Yine, konuta bakalım: Konut fiyatlarında yüzde 97,87'lik yani neredeyse yüzde 100'lük bir artış var. Peki, soruyoruz: Dar gelirliler, asgari ücretliler, emekliler, memurlar gerçekten nasıl ev alacaklar? Her biri için ev almanın artık bir hayal olduğunu söylememiz gerekiyor.
Şimdi, icra dosya sayıları rekor kırdı, Hükûmet ve Merkez Bankası da bankalar zarar etmesin diye bu konuda düzenleme yapmak zorunda kaldı. Yani ezcümle, enflasyon düşmüyor, enflasyon uçuyor ve gerçek anlamda tam bir yoksullaşma, tam bir sefalet halkı tutsak etmiş durumda; her geçen gün, gün geçtikçe de enflasyon derinleşiyor.

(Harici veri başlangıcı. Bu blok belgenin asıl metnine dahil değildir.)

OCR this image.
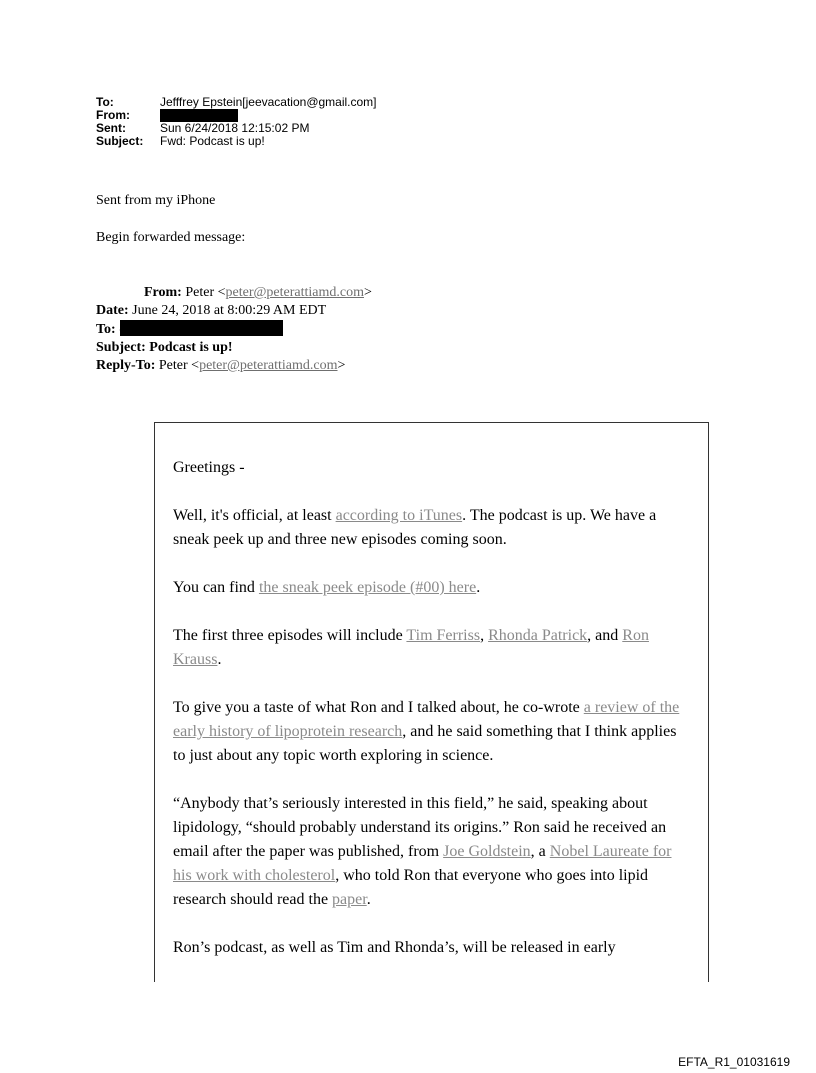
To:	Jefffrey Epstein[jeevacation@gmail.com]
From:
Sent:	Sun 6/24/2018 12:15:02 PM
Subject:	Fwd: Podcast is up!
Sent from my iPhone
Begin forwarded message:
From: Peter <peter@peterattiamd.com>
Date: June 24, 2018 at 8:00:29 AM EDT
To:
Subject: Podcast is up!
Reply-To: Peter <peter@peterattiamd.com>

Greetings -

Well, it's official, at least according to iTunes. The podcast is up. We have a sneak peek up and three new episodes coming soon.

You can find the sneak peek episode (#00) here.

The first three episodes will include Tim Ferriss, Rhonda Patrick, and Ron Krauss.

To give you a taste of what Ron and I talked about, he co-wrote a review of the early history of lipoprotein research, and he said something that I think applies to just about any topic worth exploring in science.

“Anybody that’s seriously interested in this field,” he said, speaking about lipidology, “should probably understand its origins.” Ron said he received an email after the paper was published, from Joe Goldstein, a Nobel Laureate for his work with cholesterol, who told Ron that everyone who goes into lipid research should read the paper.

Ron’s podcast, as well as Tim and Rhonda’s, will be released in early

EFTA_R1_01031619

(Mikrofon otomatik cihaz tarafından kapatıldı)
BAŞKAN - Sayın Kılıç Koçyiğit, lütfen tamamlayın
GÜLÜSTAN KILIÇ KOÇYİĞİT (Kars) - Toparlıyorum Sayın Başkan.
O anlamıyla iktidar tarafında ne enflasyonu düşürecek bir anlayış olduğunu görüyoruz ne de gerçekten halkın refahını gözetecek bir bakış açısı görüyoruz. TÜİK'in de iktidarın bütün hesaplamalarının da sadece sermayeyi korumak için olduğunu çok iyi biliyoruz ama şunu söylememiz gerekiyor: Bunun hızlı bir şekilde değiştirilmesinin, hem TÜİK'in hesaplama yöntemini şeffaf yapmasının, bu algı ve manipülasyonlardan vazgeçmesinin hem de Hükûmetin artık işçinin, yoksulun sırtından, emekçinin sırtından ineceği bir düzenin kurulmasının zamanı gelmiştir. Bizler de DEM PARTİ olarak işçisiyle, köylüsüyle, emekçisiyle, çiftçisiyle böyle bir düzen kurma mücadelemizi sonuna kadar devam ettireceğimizi buradan ifade etmek istiyorum.
Teşekkür ediyorum.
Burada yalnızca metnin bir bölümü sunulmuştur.